Depuis quelques années, l'huile de coco est portée au pinacle par bon nombre de diététiciens, blogueurs et cuisiniers qui voient en elle une huile vertueuse pour limiter le surpoids. Ainsi, en plus d'être dotée de forts pouvoirs hydratants et antiseptiques, cette huile non odorante est parfois recommandée pour ses qualités nutritionnelles.

Or, il y a quelques jours, alors qu'elle donnait une conférence dans une université allemande, Karine Michels, professeure d'épidémiologie à l'université de Harvard, a été jusqu'à la taxer d'être "l'une des pires choses que vous pouvez manger ". C'est donc son aspect alimentaire et nutritionnel qui est ici sévèrement épinglé.

Dans sa conférence consacrée à ce sujet, et intitulée "Huile de coco et autres erreurs nutritionnelles", l'éminente professeure accuse littéralement l'huile de coco d'être un pur poison. En cause dans cette condamnation ? La forte concentration (82 % contre 63 % das le beurre) de graisses dites "saturées", qui, consommées excessivement, augmentent le risque de maladies cardiovasculaires.

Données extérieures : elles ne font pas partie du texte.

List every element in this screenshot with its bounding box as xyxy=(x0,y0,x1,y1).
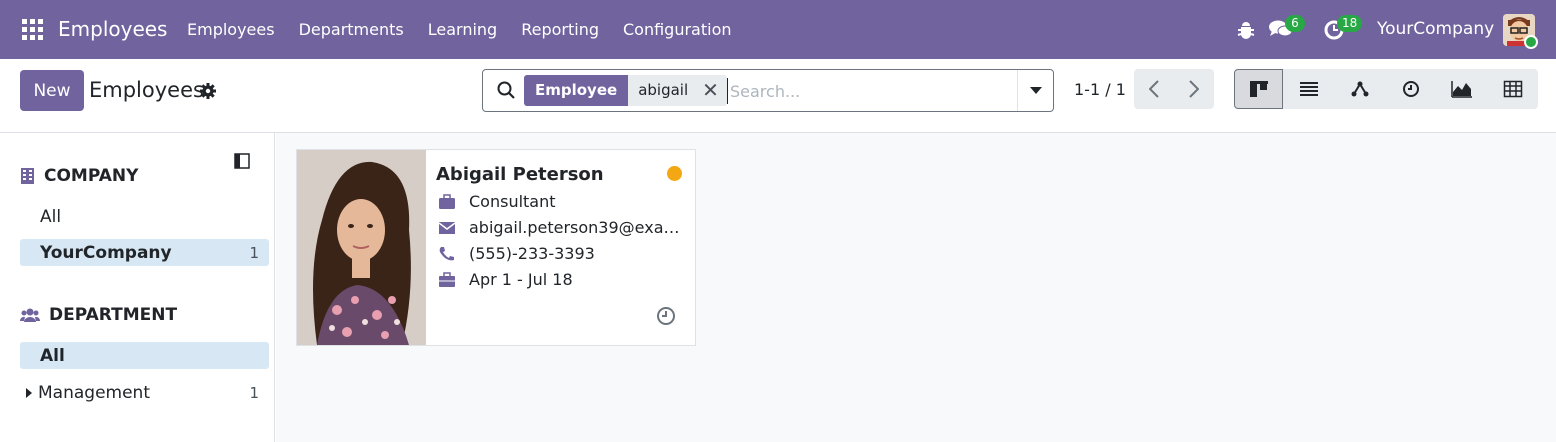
employee-dates-row: Apr 1 - Jul 18 xyxy=(438,270,573,289)
sidebar-item-department-all[interactable]: All xyxy=(20,342,269,369)
search-input[interactable] xyxy=(727,78,1007,104)
sidebar-item-label: All xyxy=(40,206,62,227)
phone-icon xyxy=(439,246,454,260)
table-icon xyxy=(1503,80,1522,98)
sidebar-item-label: All xyxy=(40,345,65,366)
search-panel-sidebar: COMPANY All YourCompany 1 DEPARTMENT All… xyxy=(0,133,275,442)
employee-photo xyxy=(297,150,426,345)
search-facet: Employee abigail ✕ xyxy=(524,75,727,106)
activity-view-button[interactable] xyxy=(1385,69,1436,109)
remove-facet-close-icon[interactable]: ✕ xyxy=(702,75,719,106)
sidebar-item-count: 1 xyxy=(249,383,259,402)
suitcase-icon xyxy=(439,271,455,287)
debug-bug-icon[interactable] xyxy=(1236,20,1256,40)
search-icon xyxy=(497,81,515,99)
sidebar-item-company-all[interactable]: All xyxy=(20,203,269,230)
sidebar-item-yourcompany[interactable]: YourCompany 1 xyxy=(20,239,269,266)
search-options-toggle[interactable] xyxy=(1017,70,1054,111)
main-menu: Employees Departments Learning Reporting… xyxy=(187,20,732,39)
department-section-title: DEPARTMENT xyxy=(49,305,178,325)
online-status-dot xyxy=(1524,35,1538,49)
control-panel: New Employees Employee abigail ✕ Search.… xyxy=(0,59,1556,133)
employee-dates: Apr 1 - Jul 18 xyxy=(469,270,573,289)
menu-reporting[interactable]: Reporting xyxy=(521,20,599,39)
new-button[interactable]: New xyxy=(20,70,84,111)
pivot-view-button[interactable] xyxy=(1487,69,1538,109)
view-switcher xyxy=(1234,69,1538,109)
building-icon xyxy=(21,168,34,184)
sidebar-item-label-wrap: Management xyxy=(26,383,150,403)
presence-status-dot xyxy=(667,166,682,181)
caret-right-icon[interactable] xyxy=(26,387,32,398)
pager-next-button[interactable] xyxy=(1174,69,1214,109)
menu-departments[interactable]: Departments xyxy=(299,20,404,39)
graph-view-button[interactable] xyxy=(1436,69,1487,109)
caret-down-icon xyxy=(1030,86,1042,94)
area-chart-icon xyxy=(1450,81,1472,98)
menu-configuration[interactable]: Configuration xyxy=(623,20,732,39)
kanban-view-button[interactable] xyxy=(1234,69,1283,109)
activities-count-badge: 18 xyxy=(1337,15,1363,32)
employee-email-row: abigail.peterson39@exa… xyxy=(438,218,680,237)
gear-icon[interactable] xyxy=(200,83,216,99)
messages-count-badge: 6 xyxy=(1285,15,1305,32)
sidebar-item-management[interactable]: Management 1 xyxy=(20,379,269,406)
menu-employees[interactable]: Employees xyxy=(187,20,275,39)
chevron-left-icon xyxy=(1149,80,1159,98)
employee-name: Abigail Peterson xyxy=(436,164,604,185)
kanban-icon xyxy=(1249,81,1268,97)
employee-phone-row: (555)-233-3393 xyxy=(438,244,595,263)
employee-email[interactable]: abigail.peterson39@exa… xyxy=(469,218,680,237)
pager-value[interactable]: 1-1 / 1 xyxy=(1074,80,1126,99)
employee-job-row: Consultant xyxy=(438,192,556,211)
facet-field-name: Employee xyxy=(524,75,629,106)
list-icon xyxy=(1299,82,1318,96)
kanban-area: Abigail Peterson Consultant abigail.pete… xyxy=(276,133,1556,442)
clock-icon xyxy=(1402,81,1419,97)
app-title[interactable]: Employees xyxy=(58,17,167,41)
hierarchy-view-button[interactable] xyxy=(1334,69,1385,109)
activity-clock-icon[interactable] xyxy=(656,306,676,326)
users-icon xyxy=(20,308,40,322)
search-bar: Employee abigail ✕ xyxy=(482,69,1054,112)
employee-kanban-card[interactable]: Abigail Peterson Consultant abigail.pete… xyxy=(296,149,696,346)
sidebar-item-label: Management xyxy=(38,382,150,403)
company-switcher[interactable]: YourCompany xyxy=(1377,19,1494,39)
facet-value: abigail xyxy=(638,81,689,99)
top-navbar: Employees Employees Departments Learning… xyxy=(0,0,1556,59)
envelope-icon xyxy=(438,221,456,234)
breadcrumb: Employees xyxy=(89,78,204,102)
sidebar-toggle-icon[interactable] xyxy=(234,153,250,169)
menu-learning[interactable]: Learning xyxy=(428,20,497,39)
company-section-title: COMPANY xyxy=(44,166,139,186)
company-section-header: COMPANY xyxy=(20,166,138,186)
apps-grid-icon[interactable] xyxy=(22,19,43,40)
facet-value-wrap: abigail ✕ xyxy=(628,75,727,106)
department-section-header: DEPARTMENT xyxy=(20,305,177,325)
sidebar-item-count: 1 xyxy=(249,243,259,262)
hierarchy-icon xyxy=(1351,81,1368,97)
employee-job-title: Consultant xyxy=(469,192,556,211)
chevron-right-icon xyxy=(1189,80,1199,98)
pager-previous-button[interactable] xyxy=(1134,69,1174,109)
employee-phone[interactable]: (555)-233-3393 xyxy=(469,244,595,263)
sidebar-item-label: YourCompany xyxy=(40,242,172,263)
list-view-button[interactable] xyxy=(1283,69,1334,109)
briefcase-icon xyxy=(439,193,455,209)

En 2017 déjà, l'Association américaine de cardiologie en déconseillait la consommation, "parce que l'huile de noix de coco augmente le cholestérol LDL, une cause de maladies cardiovasculaires, et n'a pas d'effets positifs compensateurs connus".

D'où le qualificatif de "poison" utilisé par Karine Michels dernièrement.

Toutefois, certains experts moins vindicatifs rappellent que les études de bonne qualité sont encore trop rares pour mettre en évidence les vices et les vertus de cette huile aux bienfaits attestés en usage externe. Les partisans et pourfendeurs devraient donc continuer à défendre leur position respective jusqu'à publication d'une méta-étude valable.